The solar system’s four rocky planets—Mercury, Venus, Earth, and Mars—have masses (relative to the mass of Earth) of 0.06, 0.81, 1.00 and 0.11, respectively. Notice that Venus and Earth dwarf the other two. Mercury formed in the region close to the Sun where astronomers expect little material to contribute to planet formation, so its small mass is not surprising. Mars, on the other hand, should have a mass similar to Earth’s and Venus’ considering where it formed. Until recently, astronomers lacked a satisfactory explanation for this discrepancy between Mars’ actual mass and its expected mass. Then scientists discovered a mechanism by which Jupiter steals material from the region where Mars formed.1
In order for planets to grow, dust (and ice) must stick together in the nebula surrounding the forming Sun. As these planetesimals collect together and grow large enough, they gravitationally attract other material from the nebula and start growing even faster. Eventually, the planetesimals collapse to form a protoplanet and when the protoplanet exceeds the size of the Moon, it starts accumulating an extended atmosphere. While this basic process applies to all planets, there is a region around the Sun, called the “snow line,” where ice forms more easily. Planets formed beyond the snow line grow much more rapidly and turn into gas giants. Because Jupiter likely formed just beyond the snow line, it grew to its current size well before the other planets finished forming.

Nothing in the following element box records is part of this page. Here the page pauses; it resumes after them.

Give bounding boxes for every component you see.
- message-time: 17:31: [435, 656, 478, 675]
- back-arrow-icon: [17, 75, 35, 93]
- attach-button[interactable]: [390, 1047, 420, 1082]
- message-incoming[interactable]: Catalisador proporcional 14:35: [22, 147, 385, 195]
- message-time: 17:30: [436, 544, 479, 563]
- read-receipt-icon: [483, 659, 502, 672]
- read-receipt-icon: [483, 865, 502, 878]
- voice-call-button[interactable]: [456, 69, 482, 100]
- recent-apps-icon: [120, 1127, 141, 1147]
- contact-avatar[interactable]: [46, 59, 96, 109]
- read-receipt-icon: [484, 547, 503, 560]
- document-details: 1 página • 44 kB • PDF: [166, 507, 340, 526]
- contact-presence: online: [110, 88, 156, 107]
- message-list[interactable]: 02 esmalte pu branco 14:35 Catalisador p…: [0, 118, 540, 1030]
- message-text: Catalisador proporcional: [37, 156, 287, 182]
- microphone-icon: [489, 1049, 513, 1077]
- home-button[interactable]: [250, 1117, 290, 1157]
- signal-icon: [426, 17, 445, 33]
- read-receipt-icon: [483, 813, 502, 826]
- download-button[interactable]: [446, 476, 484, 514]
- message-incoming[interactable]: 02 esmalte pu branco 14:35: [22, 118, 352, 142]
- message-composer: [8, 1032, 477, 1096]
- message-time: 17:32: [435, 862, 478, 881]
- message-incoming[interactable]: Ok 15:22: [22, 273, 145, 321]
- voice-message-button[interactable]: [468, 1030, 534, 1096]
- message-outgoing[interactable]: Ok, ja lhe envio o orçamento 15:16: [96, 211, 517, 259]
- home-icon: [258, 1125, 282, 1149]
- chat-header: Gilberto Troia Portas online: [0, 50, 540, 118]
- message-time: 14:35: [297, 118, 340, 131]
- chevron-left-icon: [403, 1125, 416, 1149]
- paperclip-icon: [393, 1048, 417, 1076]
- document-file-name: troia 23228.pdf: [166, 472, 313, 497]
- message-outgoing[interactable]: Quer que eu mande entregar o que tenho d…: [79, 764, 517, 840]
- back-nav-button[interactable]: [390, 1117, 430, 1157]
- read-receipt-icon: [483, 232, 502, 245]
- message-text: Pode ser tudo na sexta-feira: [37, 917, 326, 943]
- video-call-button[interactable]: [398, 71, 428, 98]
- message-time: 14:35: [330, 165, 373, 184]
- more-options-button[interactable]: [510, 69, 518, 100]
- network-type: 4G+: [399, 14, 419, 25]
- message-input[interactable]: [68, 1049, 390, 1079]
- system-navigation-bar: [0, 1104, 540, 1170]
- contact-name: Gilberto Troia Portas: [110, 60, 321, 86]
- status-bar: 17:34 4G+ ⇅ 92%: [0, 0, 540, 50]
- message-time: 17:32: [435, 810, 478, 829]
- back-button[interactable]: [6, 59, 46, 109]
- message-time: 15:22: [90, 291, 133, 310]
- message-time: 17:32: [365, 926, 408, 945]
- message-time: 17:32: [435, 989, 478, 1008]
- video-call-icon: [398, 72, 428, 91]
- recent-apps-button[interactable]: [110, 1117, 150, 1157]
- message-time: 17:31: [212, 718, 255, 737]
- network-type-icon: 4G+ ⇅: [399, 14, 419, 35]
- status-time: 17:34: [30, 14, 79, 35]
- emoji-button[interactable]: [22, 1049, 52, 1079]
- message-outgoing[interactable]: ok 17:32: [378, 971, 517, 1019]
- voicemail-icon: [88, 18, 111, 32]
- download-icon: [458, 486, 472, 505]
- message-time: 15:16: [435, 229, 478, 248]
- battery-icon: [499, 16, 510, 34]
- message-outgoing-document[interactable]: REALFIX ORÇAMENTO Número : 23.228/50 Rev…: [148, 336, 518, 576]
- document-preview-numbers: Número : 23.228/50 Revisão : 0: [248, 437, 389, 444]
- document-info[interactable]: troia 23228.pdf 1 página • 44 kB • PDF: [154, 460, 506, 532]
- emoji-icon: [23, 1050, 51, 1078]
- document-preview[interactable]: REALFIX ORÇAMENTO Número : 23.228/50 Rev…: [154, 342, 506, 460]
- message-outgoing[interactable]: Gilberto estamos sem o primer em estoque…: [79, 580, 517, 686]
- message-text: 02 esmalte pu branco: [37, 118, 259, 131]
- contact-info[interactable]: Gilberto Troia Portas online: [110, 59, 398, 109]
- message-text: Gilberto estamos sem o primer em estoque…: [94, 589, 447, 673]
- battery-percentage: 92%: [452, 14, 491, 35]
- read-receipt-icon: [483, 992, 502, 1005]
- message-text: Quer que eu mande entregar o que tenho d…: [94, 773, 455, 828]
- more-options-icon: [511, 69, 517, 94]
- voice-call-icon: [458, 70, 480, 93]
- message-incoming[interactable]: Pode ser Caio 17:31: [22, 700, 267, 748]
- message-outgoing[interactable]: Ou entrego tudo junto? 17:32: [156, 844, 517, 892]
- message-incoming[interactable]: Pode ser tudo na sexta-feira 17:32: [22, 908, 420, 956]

However, Jupiter did not simply remain in its formation orbit. Solar system formation models demonstrate that, as Jupiter continued to interact with the gas and dust orbiting the Sun, its orbit decreased in size until it was only 1.5 astronomical units (or AU, the Earth-Sun distance). With such a small orbit, it stole a large portion of the material that would otherwise have increased Mars’ size.
Such a small orbit for Jupiter would have also left Earth uninhabitable. However, Saturn also migrated inward as it grew and eventually reached an orbit where it went around the Sun twice for every three orbits of Jupiter. This arrangement caused both Jupiter and Saturn’s migration to switch directions, and they eventually ended up in their present orbits where they minimize the number of comets and asteroids that hit Earth. Not only do computer models presented in the research paper explain the Mars’ size and the present orbits of all the planets, it also properly accounts for the composition and location of the asteroid belt.
In one sense, these models show how the behavior of the gas giants our solar system resembles those found around other stars, namely that Jupiter and Saturn migrated from where they formed. However, the migration inward (to clear out the inner solar system) and subsequent migration outward (where Jupiter and Saturn protect Earth from destructive-to-life impact events) reflects fine-tuning. Such fine-tuning fits comfortably in a creation model where a benevolent Designer carefully prepares a planet to support life.